Cimice asiatica: 400 agricoltori a Badia Polesine per il grido d’allarme di Confagricoltura Veneto

“La cimice asiatica, a distanza di sette anni dalla sua comparsa, quest’anno ha devastato completamente i nostri raccolti. C’è il rischio che alcune coltivazioni non si facciano mai più, non solo in Polesine o in Veneto, ma in tutto il Nord Italia”. Parole drammatiche quelle pronunciate da Lodovico Giustiniani, presidente di Confagricoltura Veneto, martedì a Badia Polesine, in apertura della manifestazione intitolata “La guerra dei mondi” che ha richiamato 400 agricoltori da tutto il Veneto. In piazza cassette di frutta devastata dalla cimice, mentre al teatro Balzan si sono susseguiti gli interventi di politici ed esperti.

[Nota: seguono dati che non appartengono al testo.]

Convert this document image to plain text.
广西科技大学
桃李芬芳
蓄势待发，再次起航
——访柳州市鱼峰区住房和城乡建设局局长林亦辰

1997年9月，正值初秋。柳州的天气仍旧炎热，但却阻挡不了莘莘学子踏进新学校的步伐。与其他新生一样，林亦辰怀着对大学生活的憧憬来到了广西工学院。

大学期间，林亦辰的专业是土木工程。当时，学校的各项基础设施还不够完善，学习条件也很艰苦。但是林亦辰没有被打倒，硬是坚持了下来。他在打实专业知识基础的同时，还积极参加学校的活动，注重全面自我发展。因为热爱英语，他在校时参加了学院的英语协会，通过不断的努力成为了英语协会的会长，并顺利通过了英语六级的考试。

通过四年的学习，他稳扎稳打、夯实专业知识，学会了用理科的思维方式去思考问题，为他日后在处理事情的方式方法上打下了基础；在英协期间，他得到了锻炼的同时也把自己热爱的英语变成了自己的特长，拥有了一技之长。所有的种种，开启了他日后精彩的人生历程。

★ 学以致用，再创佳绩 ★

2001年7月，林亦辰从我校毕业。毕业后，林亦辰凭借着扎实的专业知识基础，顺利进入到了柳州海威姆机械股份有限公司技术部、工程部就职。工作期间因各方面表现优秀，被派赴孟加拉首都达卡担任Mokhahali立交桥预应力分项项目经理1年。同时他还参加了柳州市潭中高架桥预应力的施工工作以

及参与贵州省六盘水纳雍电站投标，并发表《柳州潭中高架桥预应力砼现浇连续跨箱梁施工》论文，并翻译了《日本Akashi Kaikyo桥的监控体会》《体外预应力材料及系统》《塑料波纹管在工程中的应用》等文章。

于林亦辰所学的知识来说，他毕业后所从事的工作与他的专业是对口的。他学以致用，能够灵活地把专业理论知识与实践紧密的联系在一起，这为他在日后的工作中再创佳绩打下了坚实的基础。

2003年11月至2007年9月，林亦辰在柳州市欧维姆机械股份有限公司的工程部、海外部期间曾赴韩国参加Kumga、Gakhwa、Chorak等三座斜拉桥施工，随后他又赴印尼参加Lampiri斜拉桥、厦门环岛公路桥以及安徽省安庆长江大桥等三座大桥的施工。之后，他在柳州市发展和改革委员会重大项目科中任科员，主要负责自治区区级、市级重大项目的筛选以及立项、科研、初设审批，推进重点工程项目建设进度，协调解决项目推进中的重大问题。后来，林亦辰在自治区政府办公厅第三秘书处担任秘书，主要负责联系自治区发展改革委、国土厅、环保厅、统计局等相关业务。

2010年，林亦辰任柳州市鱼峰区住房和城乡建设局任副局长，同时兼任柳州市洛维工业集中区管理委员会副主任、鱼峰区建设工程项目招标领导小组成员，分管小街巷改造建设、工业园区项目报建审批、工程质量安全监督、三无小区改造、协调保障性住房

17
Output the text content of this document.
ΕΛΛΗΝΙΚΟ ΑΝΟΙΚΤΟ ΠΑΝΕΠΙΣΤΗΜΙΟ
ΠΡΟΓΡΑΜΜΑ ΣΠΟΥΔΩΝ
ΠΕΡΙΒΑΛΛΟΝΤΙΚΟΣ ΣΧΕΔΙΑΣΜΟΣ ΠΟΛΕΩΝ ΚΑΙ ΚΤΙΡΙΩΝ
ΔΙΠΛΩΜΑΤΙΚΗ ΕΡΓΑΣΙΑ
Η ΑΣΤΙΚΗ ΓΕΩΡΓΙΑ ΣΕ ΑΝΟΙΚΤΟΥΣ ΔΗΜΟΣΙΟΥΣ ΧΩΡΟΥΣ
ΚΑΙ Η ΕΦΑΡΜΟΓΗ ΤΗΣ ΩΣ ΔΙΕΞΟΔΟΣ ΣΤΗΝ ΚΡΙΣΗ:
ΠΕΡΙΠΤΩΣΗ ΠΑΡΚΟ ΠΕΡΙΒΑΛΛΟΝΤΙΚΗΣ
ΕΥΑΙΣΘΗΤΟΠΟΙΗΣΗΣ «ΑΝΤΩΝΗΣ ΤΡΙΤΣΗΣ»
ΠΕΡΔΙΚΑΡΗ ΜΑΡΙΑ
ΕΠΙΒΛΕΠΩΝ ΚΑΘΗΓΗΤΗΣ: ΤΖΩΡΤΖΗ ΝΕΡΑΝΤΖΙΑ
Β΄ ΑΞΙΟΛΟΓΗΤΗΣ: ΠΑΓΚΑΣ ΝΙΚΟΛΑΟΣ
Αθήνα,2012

Lodovico Giustiniani, presidente di Confagricoltura Veneto, ha tracciato un bilancio dei danni: dal 40 al 100 per cento di perdite, oltre 100 milioni di danni in Veneto, senza contare quelli all’indotto: “L’insetto prolifica in maniera abnorme e andando avanti così un intero settore, strategico per l’agroalimentare, scomparirà. Ci sarà il rischio anche per la popolazione, perché le abitazioni saranno invase. Il problema non va sottovalutato. È stato finalmente approvato un decreto che permetterà di inserire insetti antagonisti sul territorio, ma per fare questo occorreranno sperimentazioni che potranno durare tre o quattro anni, ad essere ottimisti. E della nostra frutticoltura intanto cosa sarà? Cosa succederà alle altre coltivazioni? Noi riteniamo perciò che servano misure per il sostegno al reddito degli agricoltori, come sgravi fiscali e contributivi, prestiti agevolati e una moratoria sui mutui, ma anche misure per la loro difesa come le reti anti-insetto, che vanno finanziate quasi interamente. Un’emergenza che andrà affrontata a livello regionale, nazionale e anche comunitario con finanziamenti ingenti annuali”.

L’assessore regionale all’agricoltura Giuseppe Pan ha ricordato che la Regione Veneto sta intraprendendo diverse azioni per contrastare l’insetto alieno: “Noi assessori all’agricoltura dellle regioni del Nord Italia abbiamo da tempo sollecitato il Ministero delle politiche agricole ad intervenire e non solo per l’introduzione della vespa samurai. Inoltre abbiamo fatto squadra con le nostre università, che si sono messe in rete con i nostri centri fitosanitari per studiare la biologia dell’insetto e degli antagonisti e anche per mettere a punto la lotta mediante  fitofarmaci. Dopo il decreto del presidente della Repubblica, che ha dato il via libera all’introduzione di specie non autoctone, serve anche l’ok dei ministeri dell’Ambiente e della Sanità. Ci vorranno due stagioni per venirne a capo. Perciò chiediamo al governo e all’Europa la stessa attenzione che è stata riservata alla xylella: vogliamo che sia attivato lo stato di calamità e destinati al settore 100 milioni di euro all’anno da destinare al settore fino al 2023”.

Sono poi intervenuti l’assessore regionale Cristiano Corazzari, i consiglieri regionali Sergio Berlato e Graziano Azzalin, l’onorevole Roberto Caon, componente della commissione Agricoltura della Camera, e la senatrice Roberta Toffanin, membro della commissione parlamentare per le questioni regionali. Il presidente regionale Luca Zaia e gli europarlamentari Paolo De Castro, Paolo Borchia, Herbert Dorfmann e Mara Bizzotto hanno fatto pervenire lettere e videomessaggi, ricordando come l’impegno per affrontare il fenomeno si stia moltiplicando in tutte le sedi istituzionali. Gli aspetti tecnico-scientifici sono stati illustrati da Gabriele Zecchin, dell’unità organizzativa Fitosanitario della Regione Veneto, e da Alberto Pozzebon, del dipartimento di agronomia dell’Università di Padova.